In that case, many customers simply bought the ‘454’ instead of the ‘327,’ seeing the ‘454’ as an insurance policy against increasing bandwidth needs in the future. Meanwhile, Cisco’s ‘327’ engineering team just couldn’t get the cost low enough to achieve the margins that Cisco wanted, critical for product pricing that allowed Cisco’s sales team to better compete against a myriad of new startup providers and reinvigorated larger equipment suppliers who were forced to innovate in the metropolitan optical transport space.
Scott adds, “We couldn’t drive the cost out of the product. It wasn’t chip technology, but modular subsystem electronics that we couldn’t move into the smaller ‘327’ form factor . . . We didn’t do a pizza box, but we did a smaller version of the ‘454.’ We didn’t get the densities out of it that we wanted to, in order to drop the price per port down to where we needed it [to better compete].”
But maybe the biggest thing that hampered the success of the ‘327’ was the DNA of the optical team itself, a group used to dealing with service providers demanding telco reliability and quoting Bellcore (Telcordia) specifications for redundancy and high performance in their network products. On top of that the environment was changing, as IP-based routing and switching products were not held to such high standards in the 2000-era, as the lines of telecom and datacom blurred.

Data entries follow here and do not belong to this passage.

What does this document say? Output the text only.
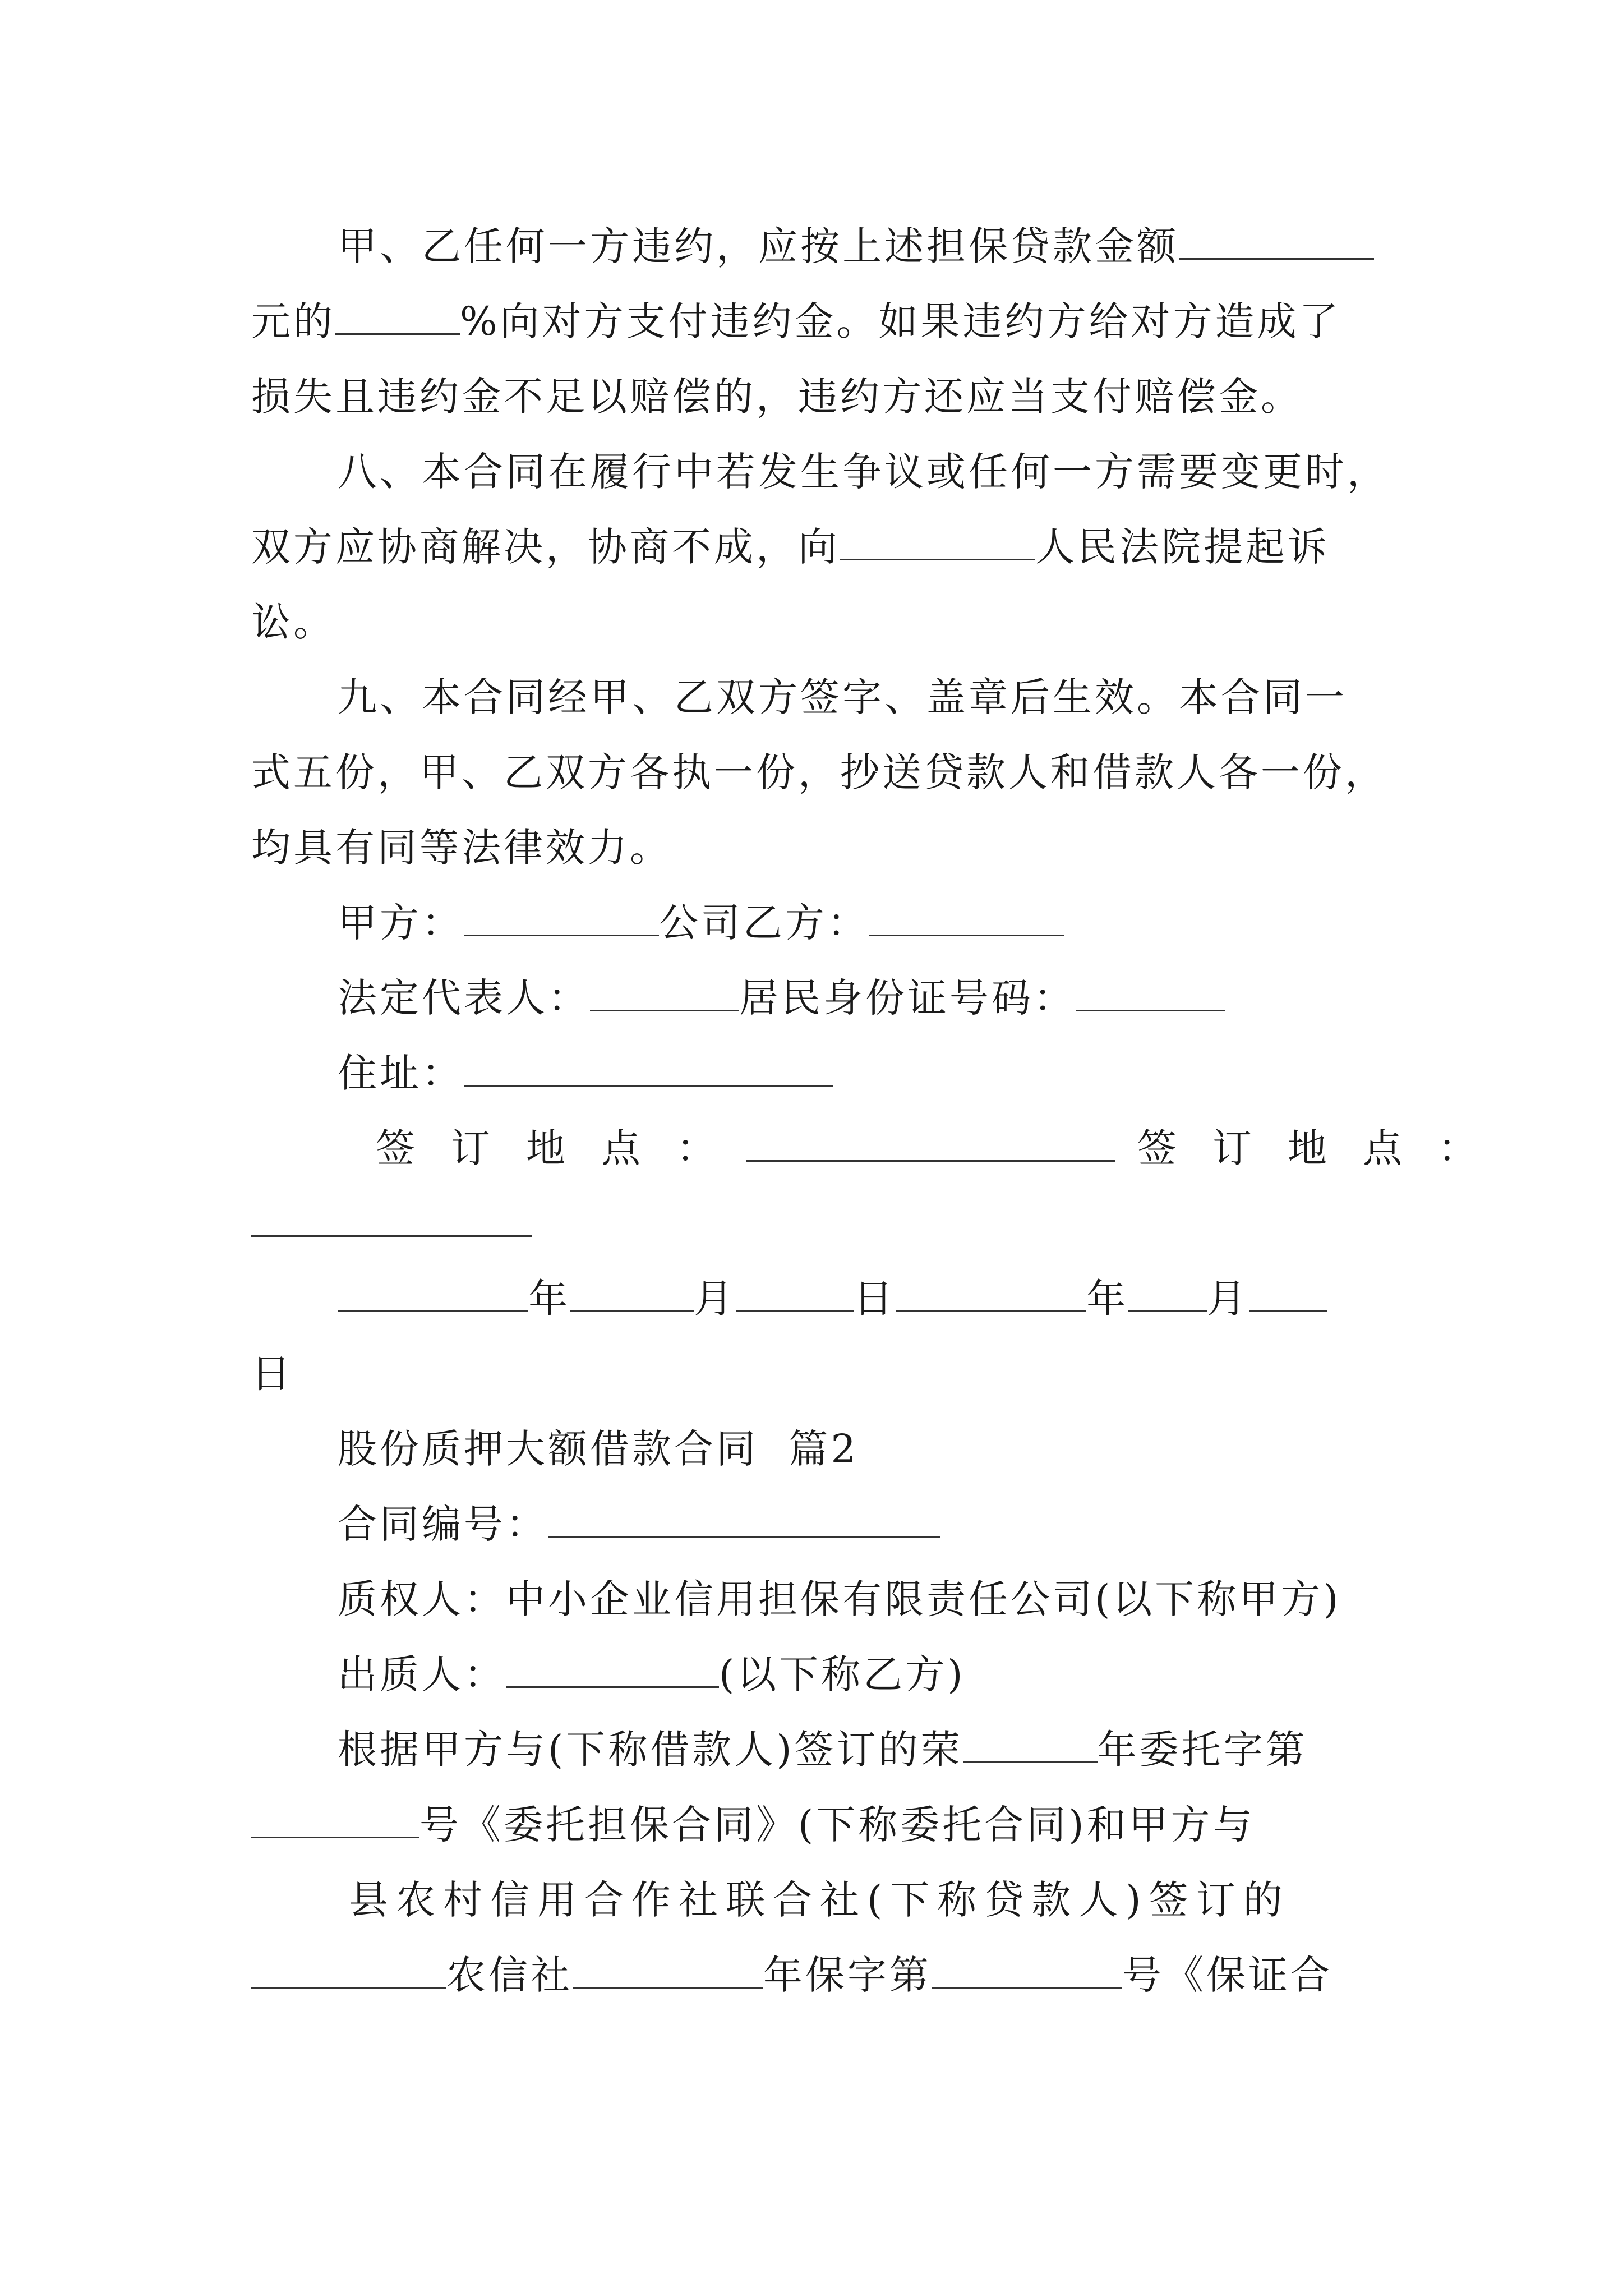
甲、乙任何一方违约，应按上述担保贷款金额
元的	%向对方支付违约金。如果违约方给对方造成了
损失且违约金不足以赔偿的，违约方还应当支付赔偿金。
八、本合同在履行中若发生争议或任何一方需要变更时，
双方应协商解决，协商不成，向	人民法院提起诉
讼。
九、本合同经甲、乙双方签字、盖章后生效。本合同一
式五份，甲、乙双方各执一份，抄送贷款人和借款人各一份，
均具有同等法律效力。
甲方：	公司乙方：
法定代表人：	居民身份证号码：
住址：
签订地点：	签订地点：
年	月	日	年 月
日
股份质押大额借款合同  篇2
合同编号：
质权人：中小企业信用担保有限责任公司(以下称甲方)
出质人：	(以下称乙方)
根据甲方与(下称借款人)签订的荣	年委托字第
号《委托担保合同》(下称委托合同)和甲方与
县农村信用合作社联合社(下称贷款人)签订的
农信社	年保字第	号《保证合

Scott sees that today, “The second thing hampering us on the ‘327’ was redundancy. At that time we felt, and I supported what we did at that time, that taking a box that far out in the network, the expectation of five ‘9’s [availability] in a box becomes lower and lower. We were holding ourselves to a higher standard than we needed for ‘327’ reliability and we added in all of this telco level reliability and protection capability.”

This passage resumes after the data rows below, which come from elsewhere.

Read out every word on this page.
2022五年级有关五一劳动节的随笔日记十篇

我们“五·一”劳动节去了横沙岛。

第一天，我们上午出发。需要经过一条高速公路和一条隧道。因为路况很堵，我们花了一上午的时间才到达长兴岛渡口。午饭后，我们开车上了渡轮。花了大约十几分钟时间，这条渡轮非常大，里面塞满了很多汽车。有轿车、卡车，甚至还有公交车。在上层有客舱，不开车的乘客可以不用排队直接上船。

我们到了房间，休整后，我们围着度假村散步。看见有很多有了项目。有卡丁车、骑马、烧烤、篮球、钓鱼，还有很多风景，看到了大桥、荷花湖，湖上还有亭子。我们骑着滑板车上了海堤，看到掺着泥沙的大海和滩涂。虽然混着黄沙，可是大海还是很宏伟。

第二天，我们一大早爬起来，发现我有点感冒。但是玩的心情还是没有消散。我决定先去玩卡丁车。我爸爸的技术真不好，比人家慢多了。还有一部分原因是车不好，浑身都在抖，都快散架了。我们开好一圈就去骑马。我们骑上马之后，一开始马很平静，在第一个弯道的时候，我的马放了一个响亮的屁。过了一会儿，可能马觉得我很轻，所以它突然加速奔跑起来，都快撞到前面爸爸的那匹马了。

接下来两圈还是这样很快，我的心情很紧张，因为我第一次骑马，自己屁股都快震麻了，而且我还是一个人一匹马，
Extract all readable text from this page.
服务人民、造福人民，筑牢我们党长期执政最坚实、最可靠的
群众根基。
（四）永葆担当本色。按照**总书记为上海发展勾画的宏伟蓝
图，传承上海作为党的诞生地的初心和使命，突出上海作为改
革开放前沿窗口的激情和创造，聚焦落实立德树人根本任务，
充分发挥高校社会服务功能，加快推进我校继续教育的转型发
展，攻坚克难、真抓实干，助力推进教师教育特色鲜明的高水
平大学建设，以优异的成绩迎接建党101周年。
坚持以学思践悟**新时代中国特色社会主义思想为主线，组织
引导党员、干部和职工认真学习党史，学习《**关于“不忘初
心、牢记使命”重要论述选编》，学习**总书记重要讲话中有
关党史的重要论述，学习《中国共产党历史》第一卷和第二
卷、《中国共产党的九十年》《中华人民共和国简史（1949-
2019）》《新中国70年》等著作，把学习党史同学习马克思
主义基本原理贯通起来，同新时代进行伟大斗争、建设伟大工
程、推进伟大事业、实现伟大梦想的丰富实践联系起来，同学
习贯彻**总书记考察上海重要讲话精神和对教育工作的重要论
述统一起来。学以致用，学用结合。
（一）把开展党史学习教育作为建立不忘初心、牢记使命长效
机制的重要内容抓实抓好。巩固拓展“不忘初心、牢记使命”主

Cisco’s optical team got caught in its own trap of building a telco-like product instead of a more data-like product as the solutions moved closer to the access space.
But most existing Cisco customers were not happy with the “high-priced” ‘327.’ Scott observes, “The 454:327 ratio was 10:1 and that 10:1 was weighted heavily on tw telecom. If it wasn’t for them, the ratio would be far worse . . . The ‘327’ was very price dependent . . . Some of the sales guys had to take the margins of the ‘327’ down to the 20’s, in order to create enough separation from the ‘454,’ depending on where they were selling the ‘454.’”
Dave Cesca, when he sold to the ‘327’s to tw telecom used this approach and kept the ‘454’ price right where he wanted it. The customer was happy too, as the right product was used for the right network application, with room for future growth.
As Scott is forced to conclude, “If nothing else, the ‘327’ was a margin protector for the ‘454.’”
But as every entrepreneur knows, the successful product has to win the hearts and minds of its customers.
Notes:
[1] Bell Communications Research was established by the Regional Bell Operating Companies upon their separation from AT&T. Bellcore, as it was nicknamed, was created in October 1983, as a centralized services organization resulting from the 1982 Modification of Final Judgment that broke up the Bell System into seven regional “Bells.” Later, this research and development organization was rebranded as Telcordia Technologies to distance itself from the “Bell” brand. This occurred subsequent to 1997, when Science Applications International Corporation (SAIC) acquired Telcordia. In 2000, the ‘454’ (Release 2.0) was the first Cisco product “OSMINE’d” by Telcordia. The cost: $3,250,000. Tens of millions of dollars would be spent on product certification (for suitability in the Bell network) by Cisco in the decade to follow. Then, in 2011, Ericsson acquired Telcordia and made it one of the Swedish company’s business units.
[2] tw telecom was acquired by Level 3 in 2015.
[3] According to Hui Lui, Cerent-Cisco’s hardware leader, “The XTC ASIC never happened because Cisco didn't want it. Otherwise, we could have had a cool ‘327.’ Without the XTC, ‘327’ couldn't be cost and power effective.”